My family have been very blind to me for decades.
its a bit like the hisotry of the french revolution where marie antionette was so blind to the poverty and starvation of her people and so ignorantly said
' well if they dont have bread let them eat cake' not realising they didnt have cake either.
I've been thru alot of major trauma since marrying a very troubled guy and it took a huge toll on my health and my kids who i had to raise on my own.
My family lived a minute away yet were so self absorbed and blind that we went thru so much hell without any support. At times they even ran to help some stranger while we were left suffering so much.
3 decades later i want to see if a sibling can understand anything about what we went thru and what our challenges are now and give more support.
it may be a futile exercise as some people just cant understand and will continue to traumatise people who are in serious situations with stupid ignorant comments showing they have no clue and its just too draining to be around people who are offtrack when suffering.

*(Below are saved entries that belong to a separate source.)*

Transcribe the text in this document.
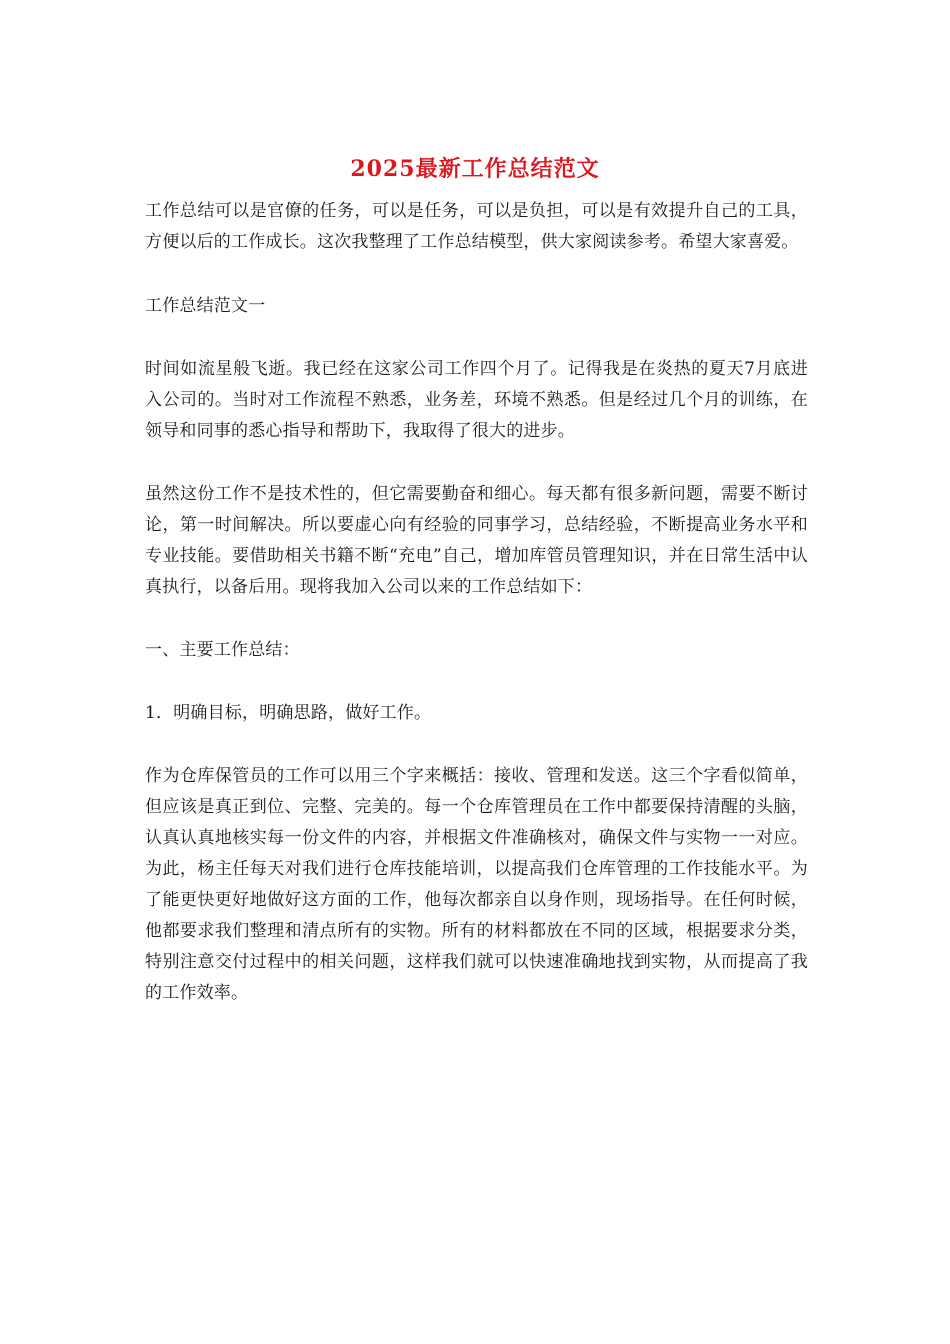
2025最新工作总结范文

工作总结可以是官僚的任务，可以是任务，可以是负担，可以是有效提升自己的工具，方便以后的工作成长。这次我整理了工作总结模型，供大家阅读参考。希望大家喜爱。

工作总结范文一

时间如流星般飞逝。我已经在这家公司工作四个月了。记得我是在炎热的夏天7月底进入公司的。当时对工作流程不熟悉，业务差，环境不熟悉。但是经过几个月的训练，在领导和同事的悉心指导和帮助下，我取得了很大的进步。

虽然这份工作不是技术性的，但它需要勤奋和细心。每天都有很多新问题，需要不断讨论，第一时间解决。所以要虚心向有经验的同事学习，总结经验，不断提高业务水平和专业技能。要借助相关书籍不断“充电”自己，增加库管员管理知识，并在日常生活中认真执行，以备后用。现将我加入公司以来的工作总结如下：

一、主要工作总结：

1．明确目标，明确思路，做好工作。

作为仓库保管员的工作可以用三个字来概括：接收、管理和发送。这三个字看似简单，但应该是真正到位、完整、完美的。每一个仓库管理员在工作中都要保持清醒的头脑，认真认真地核实每一份文件的内容，并根据文件准确核对，确保文件与实物一一对应。为此，杨主任每天对我们进行仓库技能培训，以提高我们仓库管理的工作技能水平。为了能更快更好地做好这方面的工作，他每次都亲自以身作则，现场指导。在任何时候，他都要求我们整理和清点所有的实物。所有的材料都放在不同的区域，根据要求分类，特别注意交付过程中的相关问题，这样我们就可以快速准确地找到实物，从而提高了我的工作效率。
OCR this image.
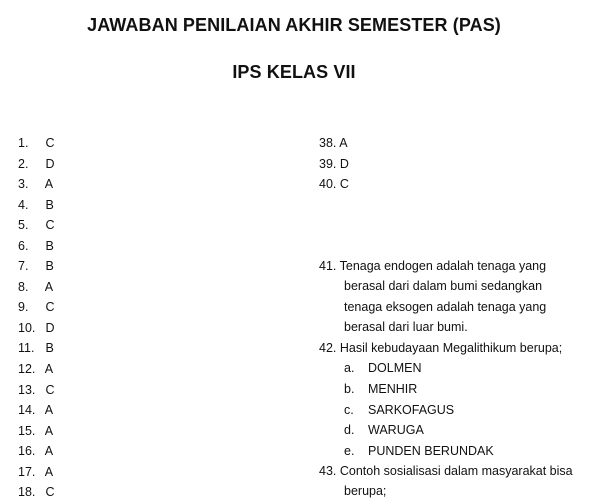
JAWABAN PENILAIAN AKHIR SEMESTER (PAS)
IPS KELAS VII
1. C
2. D
3. A
4. B
5. C
6. B
7. B
8. A
9. C
10. D
11. B
12. A
13. C
14. A
15. A
16. A
17. A
18. C
38. A
39. D
40. C
41. Tenaga endogen adalah tenaga yang
berasal dari dalam bumi sedangkan
tenaga eksogen adalah tenaga yang
berasal dari luar bumi.
42. Hasil kebudayaan Megalithikum berupa;
a. DOLMEN
b. MENHIR
c. SARKOFAGUS
d. WARUGA
e. PUNDEN BERUNDAK
43. Contoh sosialisasi dalam masyarakat bisa
berupa;
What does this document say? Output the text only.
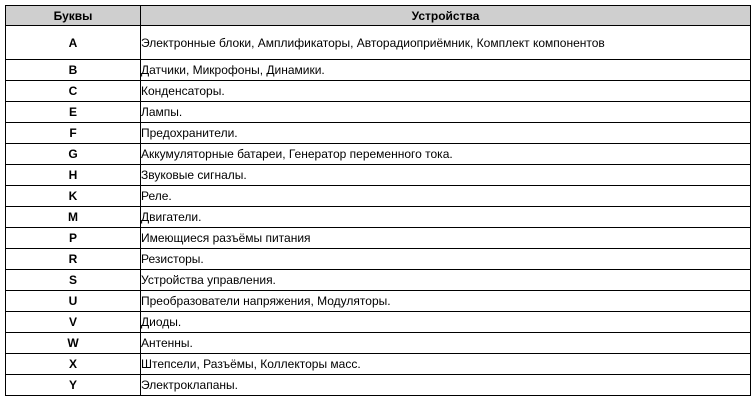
Буквы	Устройства
A	Электронные блоки, Амплификаторы, Авторадиоприёмник, Комплект компонентов
B	Датчики, Микрофоны, Динамики.
C	Конденсаторы.
E	Лампы.
F	Предохранители.
G	Аккумуляторные батареи, Генератор переменного тока.
H	Звуковые сигналы.
K	Реле.
M	Двигатели.
P	Имеющиеся разъёмы питания
R	Резисторы.
S	Устройства управления.
U	Преобразователи напряжения, Модуляторы.
V	Диоды.
W	Антенны.
X	Штепсели, Разъёмы, Коллекторы масс.
Y	Электроклапаны.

nevertheless i might try it despite a 3 decade history of almost total non interest non help, and comments that show no understanding
eg when i had a very critically ill daughter with anorexia this sibling said
well why doesnt she just work, as if someone seriously ill with anorexia can work . thats just one of many offtrack comments in the several times we had brief conversations at critical times when we really needed to be heard just as the french people needed their blind ignorant leader to hear that they were starving but she couldnt go outside of her own experience and dumbly said
well if they dont have bread let them eat cake.

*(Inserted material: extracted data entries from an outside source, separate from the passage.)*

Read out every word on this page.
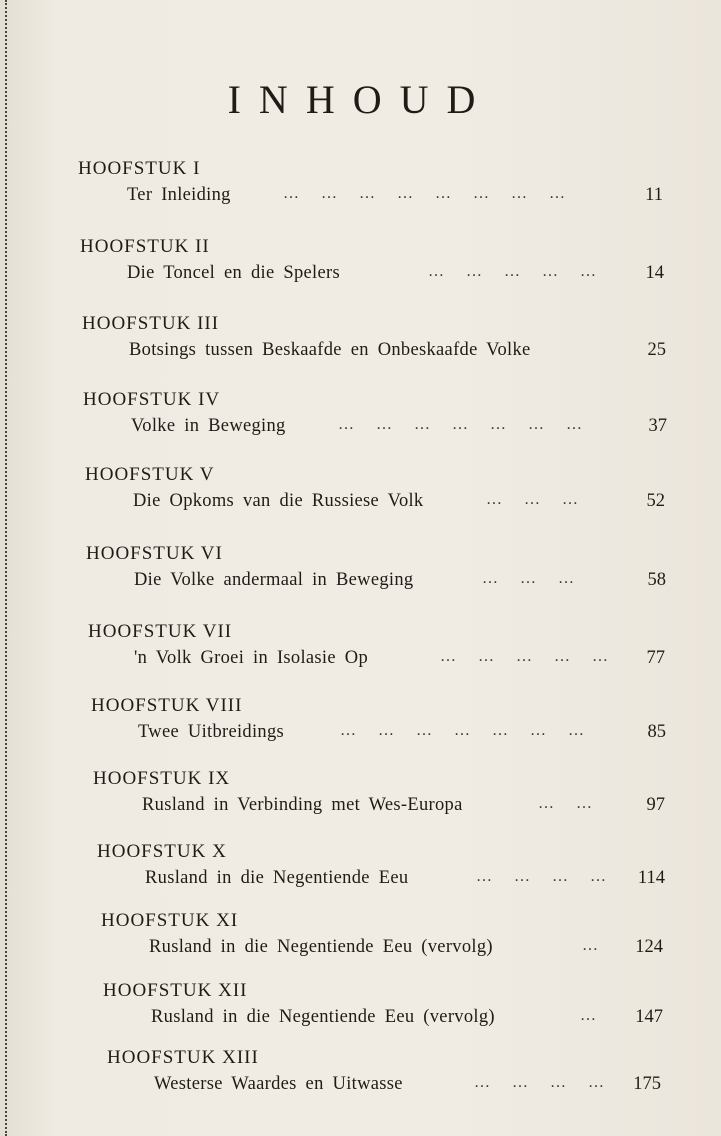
INHOUD
HOOFSTUK I
Ter Inleiding	… … … … … … … …	11
HOOFSTUK II
Die Toncel en die Spelers	… … … … … 14
HOOFSTUK III
Botsings tussen Beskaafde en Onbeskaafde Volke	25
HOOFSTUK IV
Volke in Beweging	… … … … … … …	37
HOOFSTUK V
Die Opkoms van die Russiese Volk	… … …	52
HOOFSTUK VI
Die Volke andermaal in Beweging	… … …	58
HOOFSTUK VII
'n Volk Groei in Isolasie Op	… … … … … 77
HOOFSTUK VIII
Twee Uitbreidings	… … … … … … …	85
HOOFSTUK IX
Rusland in Verbinding met Wes-Europa	… … 97
HOOFSTUK X
Rusland in die Negentiende Eeu	… … … … 114
HOOFSTUK XI
Rusland in die Negentiende Eeu (vervolg)	… 124
HOOFSTUK XII
Rusland in die Negentiende Eeu (vervolg)	… 147
HOOFSTUK XIII
Westerse Waardes en Uitwasse	… … … … 175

often people think they will confront an abuser or tell someone critical info and be heard, understood comforted supported, but more often they dont get the result they want. the person is not able to hear still, still abuses or shows with every word that they dont have a clue.
i dont know if its worth draining myself out hoping for his mindset to shift and open and realise more than the blindness he has had for 3 decades.
I can give a brief info
i've made a dvd or a few dvds of the topics i want to cover though it does jump around a bit,
i dont know if he would watch them and if we have to pay a psychologist to watch them with him to assure he does then that could waste several sessions which is expensive or if granted by medicare sessions then it wastes almost all the sessions, but otherwise he might not watch them and also i dont want his wife watching them as she is part of the problem that she cut out many people from his life and wanted so many material things on and on, bigger more expensive house, cars overseas trips etc etc, after being raised without luxuries and watching people around her having them.Thats all fine but to leave us suffering as much as we did and be so blind to it for decades no matter what we went thru and no matter what toll it took on us is horrifying.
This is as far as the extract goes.